A phase II randomized study of adjuvant imatinib versus high-dose interferon alpha-2b for resected high-risk c-kit mutated melanoma.

Abstract

e20027 Background: Imatinib, a selective inhibitor targeting Abl as well as C-Kit and the platelet-derived growth factor receptor, has been tested for the efficacy and toxicities in metastatic melanoma patients harboring mutations in C-Kit gene. High-dose interferon for one year (HDI) is the FDA approved adjuvant therapy for patients (pts) with high-risk melanoma. This study (NCT01782508) aims to see whether imatinib is more effective than interferon alfa-2b in adjuvant therapy for patients with C-Kit mutated melanomas.
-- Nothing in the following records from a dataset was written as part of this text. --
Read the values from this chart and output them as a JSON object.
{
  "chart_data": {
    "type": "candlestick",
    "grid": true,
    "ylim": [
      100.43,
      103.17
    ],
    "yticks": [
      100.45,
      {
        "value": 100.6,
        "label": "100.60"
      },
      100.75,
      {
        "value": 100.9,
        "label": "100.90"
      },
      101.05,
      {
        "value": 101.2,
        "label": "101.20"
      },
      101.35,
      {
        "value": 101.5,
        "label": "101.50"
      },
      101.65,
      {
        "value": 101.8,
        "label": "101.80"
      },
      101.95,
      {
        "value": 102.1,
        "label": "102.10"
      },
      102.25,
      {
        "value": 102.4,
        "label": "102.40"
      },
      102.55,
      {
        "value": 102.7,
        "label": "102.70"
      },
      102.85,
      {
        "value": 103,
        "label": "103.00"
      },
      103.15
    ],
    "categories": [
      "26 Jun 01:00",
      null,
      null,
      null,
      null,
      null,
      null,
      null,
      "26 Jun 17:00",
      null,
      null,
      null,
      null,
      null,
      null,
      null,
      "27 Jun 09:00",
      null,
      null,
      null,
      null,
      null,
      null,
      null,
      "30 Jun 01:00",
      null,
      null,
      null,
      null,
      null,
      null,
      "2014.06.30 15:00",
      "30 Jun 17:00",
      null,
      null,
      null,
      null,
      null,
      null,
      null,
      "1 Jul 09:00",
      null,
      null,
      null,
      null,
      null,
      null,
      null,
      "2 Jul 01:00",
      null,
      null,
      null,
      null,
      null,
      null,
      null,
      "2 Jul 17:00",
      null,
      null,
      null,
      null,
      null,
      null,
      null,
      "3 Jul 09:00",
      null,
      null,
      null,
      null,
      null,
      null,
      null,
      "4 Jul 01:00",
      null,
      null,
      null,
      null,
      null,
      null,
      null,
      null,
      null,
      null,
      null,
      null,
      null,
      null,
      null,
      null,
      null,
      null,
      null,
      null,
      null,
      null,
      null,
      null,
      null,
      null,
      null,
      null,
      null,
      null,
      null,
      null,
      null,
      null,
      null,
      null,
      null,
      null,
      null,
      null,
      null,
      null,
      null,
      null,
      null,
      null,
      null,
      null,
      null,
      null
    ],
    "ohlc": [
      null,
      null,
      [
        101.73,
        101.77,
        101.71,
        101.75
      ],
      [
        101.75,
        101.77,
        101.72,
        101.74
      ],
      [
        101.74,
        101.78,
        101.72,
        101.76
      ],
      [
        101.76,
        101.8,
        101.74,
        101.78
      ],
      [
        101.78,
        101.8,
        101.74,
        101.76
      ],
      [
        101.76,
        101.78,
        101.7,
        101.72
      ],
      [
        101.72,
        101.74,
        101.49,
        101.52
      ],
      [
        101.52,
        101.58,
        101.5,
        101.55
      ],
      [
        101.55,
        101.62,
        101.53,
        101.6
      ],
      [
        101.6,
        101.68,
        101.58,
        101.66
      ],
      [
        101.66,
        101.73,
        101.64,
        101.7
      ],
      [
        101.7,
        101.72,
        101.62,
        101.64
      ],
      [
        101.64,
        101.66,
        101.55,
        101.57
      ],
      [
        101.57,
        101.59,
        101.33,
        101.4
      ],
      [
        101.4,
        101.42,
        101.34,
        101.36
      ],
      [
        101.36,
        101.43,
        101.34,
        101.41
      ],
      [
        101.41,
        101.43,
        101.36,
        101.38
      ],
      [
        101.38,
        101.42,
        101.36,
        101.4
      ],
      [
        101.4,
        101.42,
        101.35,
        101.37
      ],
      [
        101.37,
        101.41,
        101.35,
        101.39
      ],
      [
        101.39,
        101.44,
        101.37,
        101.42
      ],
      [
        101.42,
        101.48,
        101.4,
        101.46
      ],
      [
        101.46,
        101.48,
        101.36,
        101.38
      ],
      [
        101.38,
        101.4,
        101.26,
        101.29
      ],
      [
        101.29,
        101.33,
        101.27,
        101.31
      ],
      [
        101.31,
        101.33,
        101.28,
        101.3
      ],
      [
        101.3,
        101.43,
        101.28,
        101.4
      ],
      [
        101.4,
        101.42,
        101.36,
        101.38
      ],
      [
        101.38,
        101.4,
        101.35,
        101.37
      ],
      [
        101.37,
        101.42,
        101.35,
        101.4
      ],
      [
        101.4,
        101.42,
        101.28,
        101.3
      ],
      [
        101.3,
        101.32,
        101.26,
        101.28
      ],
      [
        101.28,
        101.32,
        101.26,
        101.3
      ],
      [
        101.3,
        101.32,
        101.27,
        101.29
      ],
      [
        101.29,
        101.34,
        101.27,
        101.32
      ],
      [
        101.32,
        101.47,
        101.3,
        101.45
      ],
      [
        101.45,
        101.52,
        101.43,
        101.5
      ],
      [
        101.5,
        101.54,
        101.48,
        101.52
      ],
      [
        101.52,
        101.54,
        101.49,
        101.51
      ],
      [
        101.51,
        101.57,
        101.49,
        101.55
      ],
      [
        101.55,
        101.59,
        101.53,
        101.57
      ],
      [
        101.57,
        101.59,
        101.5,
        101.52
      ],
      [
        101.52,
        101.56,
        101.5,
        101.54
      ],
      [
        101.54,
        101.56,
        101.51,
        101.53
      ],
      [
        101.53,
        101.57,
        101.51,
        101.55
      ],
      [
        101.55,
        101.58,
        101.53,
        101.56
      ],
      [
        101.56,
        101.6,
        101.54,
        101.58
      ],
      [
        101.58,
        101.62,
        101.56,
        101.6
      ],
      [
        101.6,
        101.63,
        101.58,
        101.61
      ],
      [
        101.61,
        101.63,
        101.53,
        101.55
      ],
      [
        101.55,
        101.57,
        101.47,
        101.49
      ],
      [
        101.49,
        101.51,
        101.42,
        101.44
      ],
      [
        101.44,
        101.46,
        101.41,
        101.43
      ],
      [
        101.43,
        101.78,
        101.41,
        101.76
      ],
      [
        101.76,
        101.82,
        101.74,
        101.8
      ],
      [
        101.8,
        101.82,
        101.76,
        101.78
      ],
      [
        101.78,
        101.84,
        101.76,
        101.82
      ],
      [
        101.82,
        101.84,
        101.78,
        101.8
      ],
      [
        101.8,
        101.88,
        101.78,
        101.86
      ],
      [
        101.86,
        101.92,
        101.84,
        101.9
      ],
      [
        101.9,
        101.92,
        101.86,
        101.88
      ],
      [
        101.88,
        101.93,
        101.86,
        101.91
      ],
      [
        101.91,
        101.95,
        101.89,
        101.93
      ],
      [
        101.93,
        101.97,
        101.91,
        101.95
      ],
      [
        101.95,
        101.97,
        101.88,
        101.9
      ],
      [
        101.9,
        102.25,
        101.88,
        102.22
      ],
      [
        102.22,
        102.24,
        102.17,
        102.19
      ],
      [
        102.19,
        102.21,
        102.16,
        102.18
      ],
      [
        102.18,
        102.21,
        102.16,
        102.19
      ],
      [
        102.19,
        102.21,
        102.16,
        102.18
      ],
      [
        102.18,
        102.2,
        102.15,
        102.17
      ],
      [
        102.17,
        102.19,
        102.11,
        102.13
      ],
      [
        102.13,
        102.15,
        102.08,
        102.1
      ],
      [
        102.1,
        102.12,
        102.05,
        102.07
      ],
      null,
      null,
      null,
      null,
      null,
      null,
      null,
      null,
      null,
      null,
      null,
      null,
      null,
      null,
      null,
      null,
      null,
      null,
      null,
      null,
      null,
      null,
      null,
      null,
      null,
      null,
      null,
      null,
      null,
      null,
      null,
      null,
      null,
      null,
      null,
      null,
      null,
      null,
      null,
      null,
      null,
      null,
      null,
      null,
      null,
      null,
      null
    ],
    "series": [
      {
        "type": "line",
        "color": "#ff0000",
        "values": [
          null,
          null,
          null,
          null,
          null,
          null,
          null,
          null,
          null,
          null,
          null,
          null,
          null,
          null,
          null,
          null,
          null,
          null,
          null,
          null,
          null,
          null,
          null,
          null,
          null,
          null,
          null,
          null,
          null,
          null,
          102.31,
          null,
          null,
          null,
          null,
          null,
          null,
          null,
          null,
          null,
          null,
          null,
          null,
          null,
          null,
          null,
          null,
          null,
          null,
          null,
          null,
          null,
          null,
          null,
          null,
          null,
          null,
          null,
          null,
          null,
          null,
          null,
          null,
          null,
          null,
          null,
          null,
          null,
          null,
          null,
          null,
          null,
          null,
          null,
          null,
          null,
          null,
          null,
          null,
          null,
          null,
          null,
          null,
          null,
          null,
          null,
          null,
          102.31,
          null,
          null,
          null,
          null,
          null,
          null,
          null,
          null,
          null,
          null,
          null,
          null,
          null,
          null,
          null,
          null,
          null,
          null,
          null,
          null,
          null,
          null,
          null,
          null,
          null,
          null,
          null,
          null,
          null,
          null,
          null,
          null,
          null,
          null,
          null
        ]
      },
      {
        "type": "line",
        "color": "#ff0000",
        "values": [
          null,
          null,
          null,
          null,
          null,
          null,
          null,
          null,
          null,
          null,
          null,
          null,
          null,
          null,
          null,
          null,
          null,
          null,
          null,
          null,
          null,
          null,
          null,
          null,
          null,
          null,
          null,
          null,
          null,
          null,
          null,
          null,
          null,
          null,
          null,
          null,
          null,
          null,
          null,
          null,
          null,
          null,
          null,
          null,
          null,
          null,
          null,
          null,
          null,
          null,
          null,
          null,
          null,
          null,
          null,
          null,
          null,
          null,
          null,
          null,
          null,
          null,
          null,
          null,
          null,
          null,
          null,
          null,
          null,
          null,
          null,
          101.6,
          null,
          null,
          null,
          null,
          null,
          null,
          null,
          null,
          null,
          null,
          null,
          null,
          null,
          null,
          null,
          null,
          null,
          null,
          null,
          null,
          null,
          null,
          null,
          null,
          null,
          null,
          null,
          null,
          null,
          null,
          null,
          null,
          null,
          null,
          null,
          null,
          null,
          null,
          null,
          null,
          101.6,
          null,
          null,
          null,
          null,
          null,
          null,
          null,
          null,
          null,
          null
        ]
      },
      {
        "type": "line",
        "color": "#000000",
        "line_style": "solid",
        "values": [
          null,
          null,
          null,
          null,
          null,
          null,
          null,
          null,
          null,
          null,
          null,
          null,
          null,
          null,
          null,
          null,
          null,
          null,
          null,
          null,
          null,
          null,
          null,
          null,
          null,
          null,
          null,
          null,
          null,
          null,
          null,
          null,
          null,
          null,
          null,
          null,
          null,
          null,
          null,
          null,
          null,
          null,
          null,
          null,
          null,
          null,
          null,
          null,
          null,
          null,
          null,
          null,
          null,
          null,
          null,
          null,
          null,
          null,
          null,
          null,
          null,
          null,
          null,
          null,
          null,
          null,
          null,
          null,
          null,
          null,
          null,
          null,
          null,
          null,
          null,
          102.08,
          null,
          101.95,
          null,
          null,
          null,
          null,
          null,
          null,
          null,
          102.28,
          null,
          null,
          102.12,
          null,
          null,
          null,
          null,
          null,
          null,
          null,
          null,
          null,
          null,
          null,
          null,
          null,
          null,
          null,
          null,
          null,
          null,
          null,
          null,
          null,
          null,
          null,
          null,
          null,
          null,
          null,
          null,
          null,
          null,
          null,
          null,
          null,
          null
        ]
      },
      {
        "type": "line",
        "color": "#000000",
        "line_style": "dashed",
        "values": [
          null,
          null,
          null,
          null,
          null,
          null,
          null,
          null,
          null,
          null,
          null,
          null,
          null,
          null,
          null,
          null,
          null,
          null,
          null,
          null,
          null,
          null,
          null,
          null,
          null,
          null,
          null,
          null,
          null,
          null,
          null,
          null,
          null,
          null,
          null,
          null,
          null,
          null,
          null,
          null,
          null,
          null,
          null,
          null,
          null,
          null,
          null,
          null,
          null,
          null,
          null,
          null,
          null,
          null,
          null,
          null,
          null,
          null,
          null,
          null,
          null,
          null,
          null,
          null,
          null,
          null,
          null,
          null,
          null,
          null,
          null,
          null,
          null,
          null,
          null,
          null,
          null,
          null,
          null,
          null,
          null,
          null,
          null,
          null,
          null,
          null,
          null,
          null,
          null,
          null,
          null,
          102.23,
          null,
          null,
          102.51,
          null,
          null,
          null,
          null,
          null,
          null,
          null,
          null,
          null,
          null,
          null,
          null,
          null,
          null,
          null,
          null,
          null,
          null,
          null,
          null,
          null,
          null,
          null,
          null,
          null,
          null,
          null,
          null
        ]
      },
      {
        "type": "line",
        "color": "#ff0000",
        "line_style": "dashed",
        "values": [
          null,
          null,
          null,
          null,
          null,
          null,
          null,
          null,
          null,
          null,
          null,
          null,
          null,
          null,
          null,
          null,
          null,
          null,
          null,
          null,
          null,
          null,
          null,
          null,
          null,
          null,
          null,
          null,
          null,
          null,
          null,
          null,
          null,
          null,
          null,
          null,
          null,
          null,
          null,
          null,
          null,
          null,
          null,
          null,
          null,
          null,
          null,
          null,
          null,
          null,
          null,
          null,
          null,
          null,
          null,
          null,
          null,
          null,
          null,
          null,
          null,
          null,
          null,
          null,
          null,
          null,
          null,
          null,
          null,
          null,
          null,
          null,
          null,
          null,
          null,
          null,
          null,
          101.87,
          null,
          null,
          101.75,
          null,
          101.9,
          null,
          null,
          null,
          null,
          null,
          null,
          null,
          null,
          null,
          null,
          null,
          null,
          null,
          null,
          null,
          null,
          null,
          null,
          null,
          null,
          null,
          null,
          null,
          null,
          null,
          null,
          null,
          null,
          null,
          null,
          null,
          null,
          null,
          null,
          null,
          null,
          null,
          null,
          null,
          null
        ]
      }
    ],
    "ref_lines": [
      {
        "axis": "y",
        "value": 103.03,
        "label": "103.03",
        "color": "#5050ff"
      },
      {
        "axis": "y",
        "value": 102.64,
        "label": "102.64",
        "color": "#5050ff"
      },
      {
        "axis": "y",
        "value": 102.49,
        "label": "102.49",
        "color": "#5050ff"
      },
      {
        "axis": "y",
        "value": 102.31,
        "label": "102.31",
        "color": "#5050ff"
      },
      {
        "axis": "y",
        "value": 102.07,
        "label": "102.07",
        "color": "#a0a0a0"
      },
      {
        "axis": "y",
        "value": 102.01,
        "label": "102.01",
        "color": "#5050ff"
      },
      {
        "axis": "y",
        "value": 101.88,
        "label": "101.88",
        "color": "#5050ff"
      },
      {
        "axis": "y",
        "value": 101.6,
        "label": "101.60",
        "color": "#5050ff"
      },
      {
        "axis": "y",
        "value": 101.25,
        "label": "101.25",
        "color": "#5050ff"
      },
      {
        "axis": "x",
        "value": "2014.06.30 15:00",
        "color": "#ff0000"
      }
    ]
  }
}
Methods: This study enrolled C-Kit mutated(exon 9,11 or 13)pts who were high risk (stage IIB to stage IIIC) and randomized them to receive either imatinib (400mg daily for a year) or HDI (interferon a-2b 15X106 U/m2 d1–5/wX4w + 9X106U tiwX48w) in the absence of disease progression or unacceptable toxicity. 40 pts of each group were planned to enroll. Routine tests including blood tests, medical history updates, physical exams and Brain/Chest/Abdomen/Pelvic CT were performed every 2 months. The endpoints were recurrence-free survival (RFS) and overall survival. Results: Through Jan 2013,7 pts were recruited F3 in imatinib arm and 4 in HDI arm. The three pts received imatinib haven’t had recurrence or metastasis. The RFS were 6m+ (Exon 11: W577S), 5m+ (Exon 11: L576P), 5m+ (Exon 11: L576P) respectively. Two pts have already had lung or regional lymphnode at 4 months (Exon 13: K642E) and 5 months (Exon 11: V560D) in the HDI arm. The other two pts (both Exon 11: 579 insert) in the HDI arm were still disease free for 6 months. The toxicities were consistent with the usual reported studies. Conclusions: In the C-Kit mutated melanoma pts, it’s promising that imatinib may provide more beneficial effect than HDI for high-risk melanomas. (Supported by the National Natural Science Foundation of China (30973483, 81172196, 81102068.) Clinical trial information: NCT01782508.